Cultural Clashes and Missionary Failures

The missionaries approached the Cayuse with an unshakable belief in cultural superiority. They insisted that Indigenous peoples abandon nomadic food gathering and seasonal camps to adopt settled farming, trim their hair, cease traditional dances, and shun intertribal trading relationships. To the Cayuse, whose ties to the land spanned millennia, these demands struck at the core of their identity. A Cayuse elder lamented, “Everything they want us to change has sustained us for over 10,000 years.” The Whitmans’ educational classes and Bible lessons, held in English, rarely bridged the linguistic divide. After several seasons, the mission tallied just two baptisms—a stark measure of failure by missionary standards. When the American Missionary Board warned of funding cuts, local frustration deepened on both sides.

The Journey of Perseverance

In October 1842, faced with dwindling support, Marcus embarked on a grueling 3,000-mile journey east alone. Traversing the Great Plains, he endured snowstorms near the Rockies and dust clouds in Kansas, subsisting on pemmican and dried vegetables. Bandits and wild animals posed constant threats, and he relied on the hospitality of frontier outposts to rest and resupply. After a six-month odyssey, Marcus arrived in Boston in tattered clothing and pleaded his case before the American Missionary Board. Impressed by his resolve, they granted one final term. Retracing his steps via St. Louis, he joined a wagon train bound for Oregon, unexpectedly becoming its de facto headman and proving that wheeled vehicles could conquer the mountain passes.

Tides of Change: The Great Migration and Its Consequences

Economic turmoil in the East—precipitated by the Panic of 1837—left many unemployed and landless. The Oregon Trail offered a new beginning. In 1839, a few hundred Americans ventured west. By 1843, more than a thousand set off in what became known as the Great Migration. Wagon companies swelled—from an early group of 250 to nearly 4,000 the following spring. The Whitmans’ mission became a crucial resupply point, offering medical care and shelter. They also took in orphaned children whose parents had died of cholera or accidents en route. As the numbers grew, so did tensions over grazing rights, water access, and diseases inadvertently carried by newcomers.

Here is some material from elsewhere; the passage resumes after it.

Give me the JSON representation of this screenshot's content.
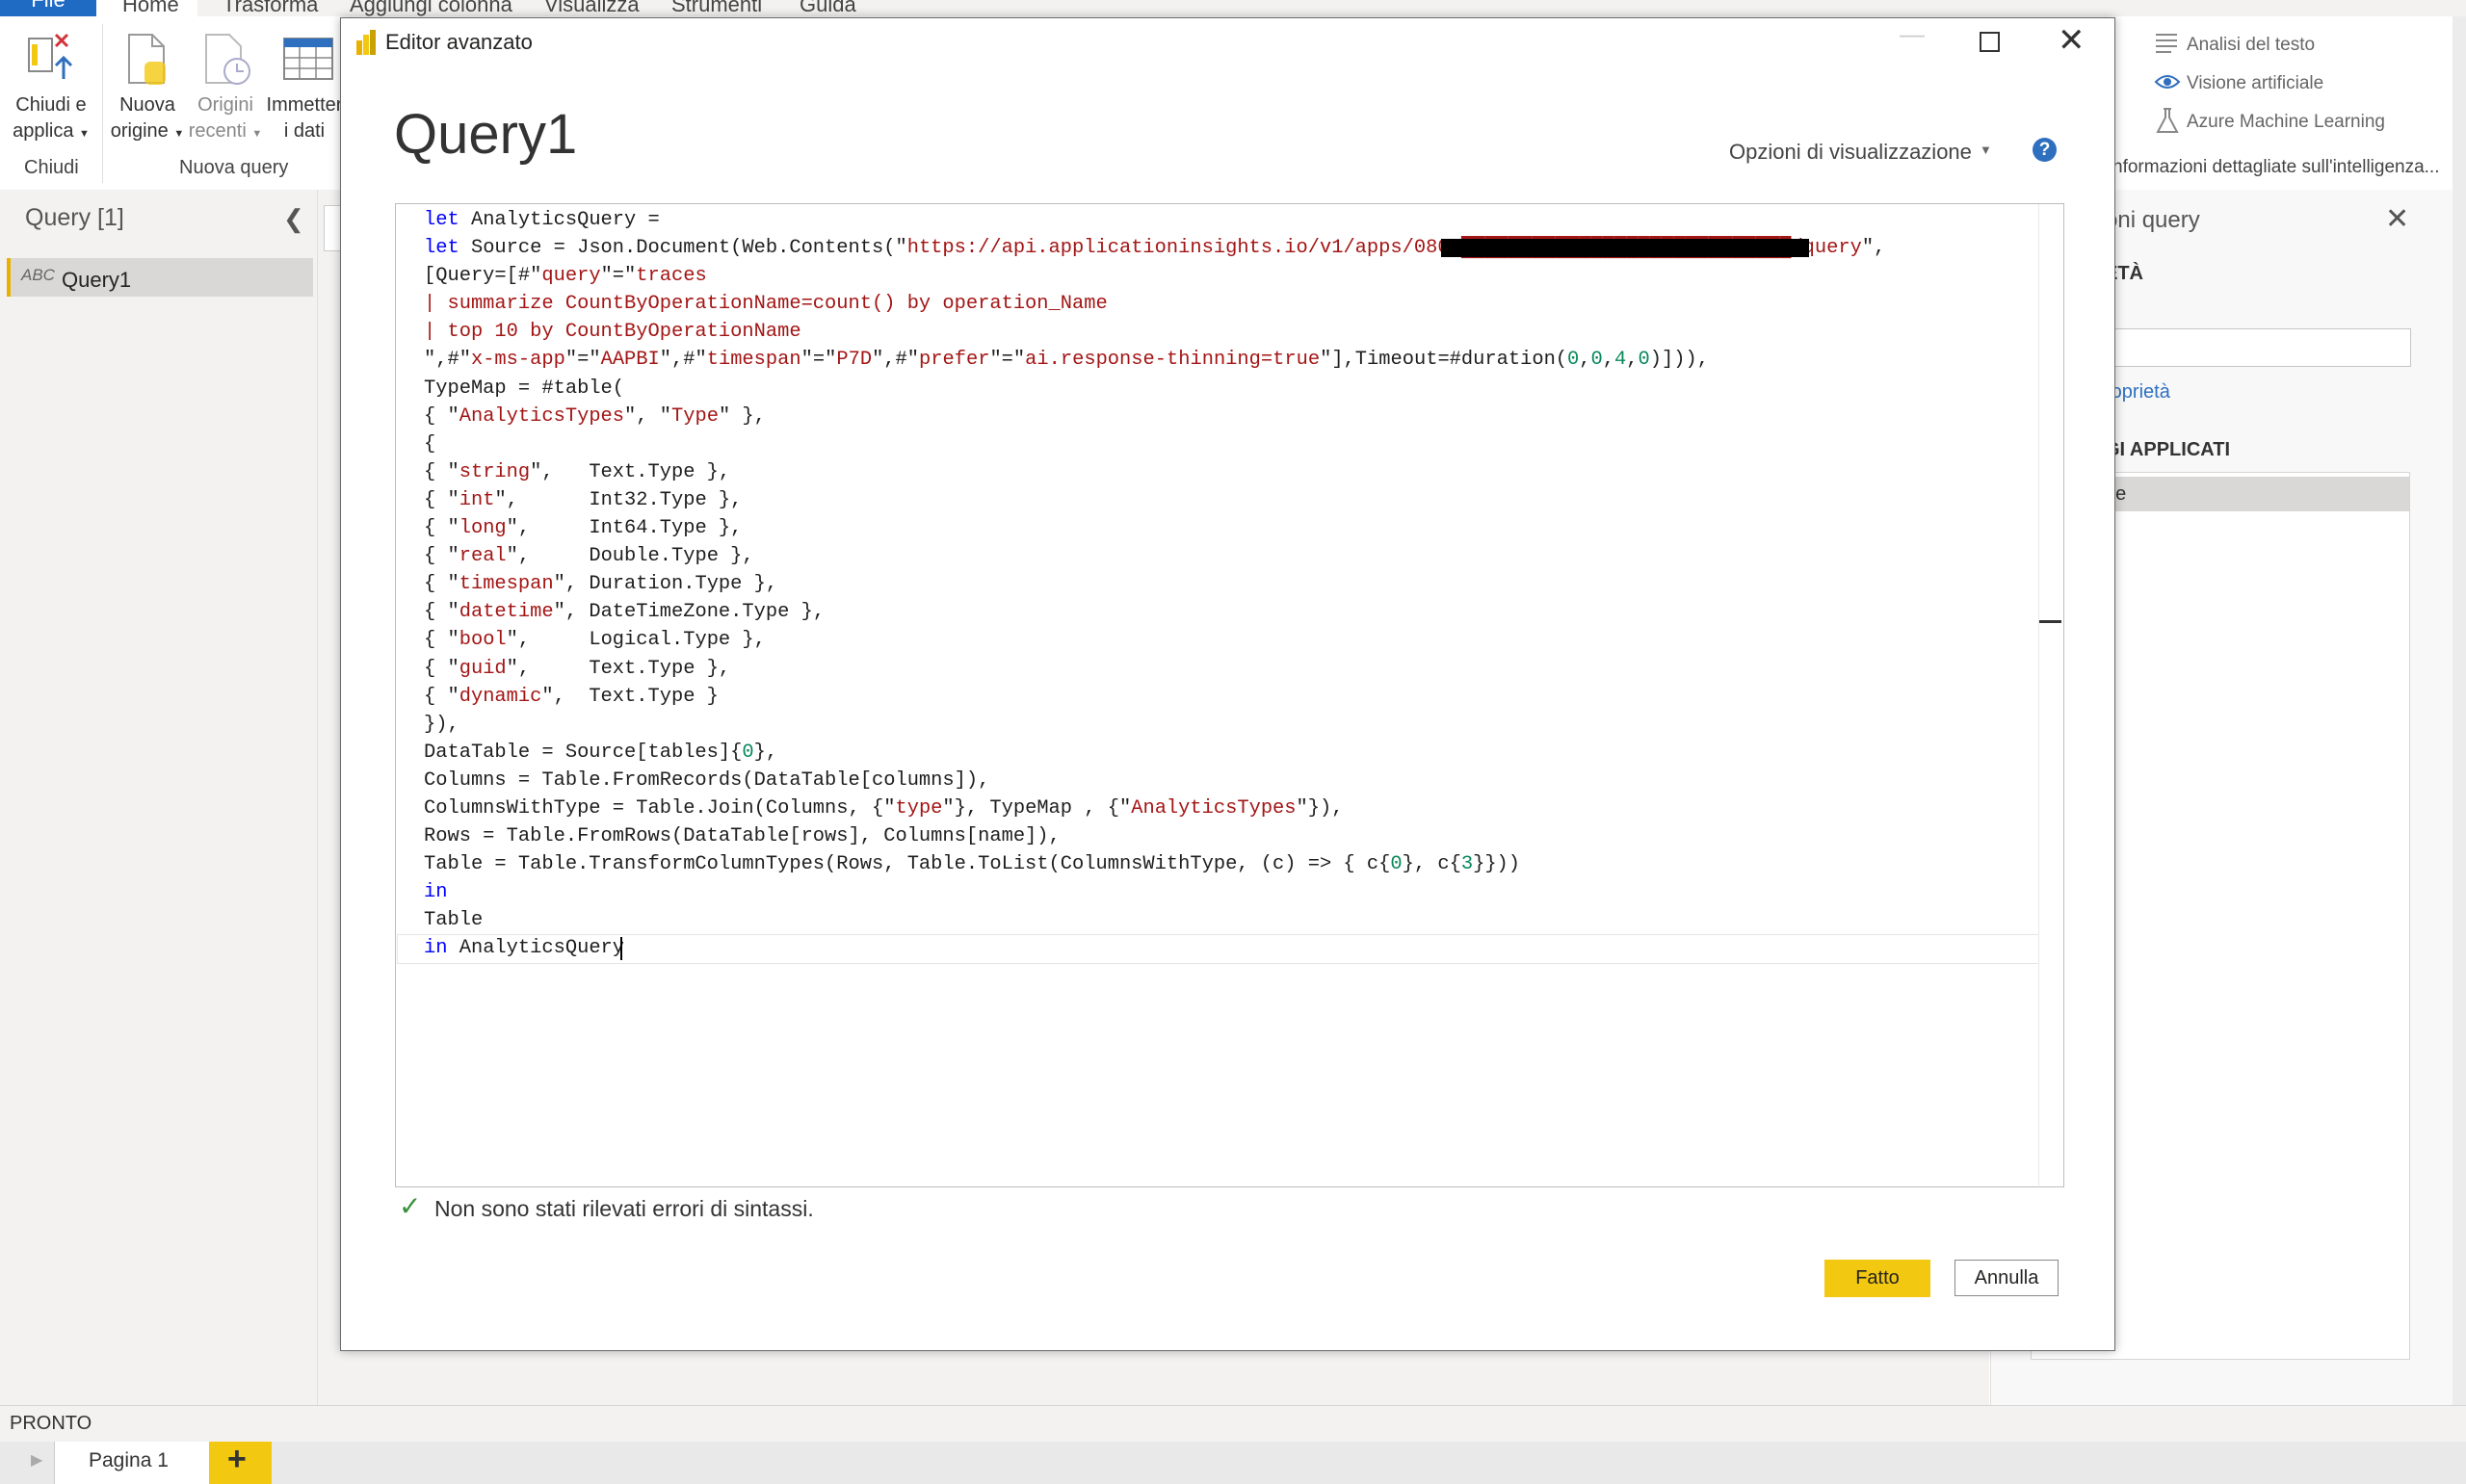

Outbreak and Its Aftermath

In late 1847, a devastating measles outbreak swept through Waiilatpu, introduced by newly arrived settlers and lacking effective quarantine measures. Dozens of Cayuse children succumbed to the virus, and their families, unaware of germ theory, suspected foul play by the missionaries [verify]. Desperate to save both Indigenous and settler lives, the Whitmans applied traditional treatments alongside rudimentary medical care. Yet as the death toll rose, so did accusations, fracturing trust. This tragic episode fueled existing grievances and set the stage for a violent confrontation—the Whitman Massacre of November 1847.

The Bitter Costs of Manifest Destiny

By the mid-1840s, settler communities outnumbered the Cayuse and other tribes in the Willamette Valley. Official negotiations in 1855 forced the Cayuse to cede over 6.4 million acres, retaining just 245,000 acres on a shared reservation with the Umatilla and other Plateau tribes [verify]. Traditional hunting and fishing grounds were replaced by wheat fields and cattle ranches. In 1859, Oregon was admitted as the 33rd state, its economic foundation transformed from fur trading to agriculture. Between 1840 and 1860, more than 400,000 migrants traversed the Oregon Trail, carving a visible rutted path across prairies and mountains that can still be traced from space.

A New Legacy

The influx of settlers irrevocably altered Indigenous lifeways. Where the Cayuse once roamed and gathered in what is now Oregon, towns and farms now dominate the landscape. Yet descendants maintain living links to ceremonial practices and oral histories. As one elder reflects,

“Our elders always tell us there's good and bad in everything that happens. You have to look at both.”

  • Reflect on how the echoes of cultural conflict and disease shaping our past inform today's debates on land rights and public health.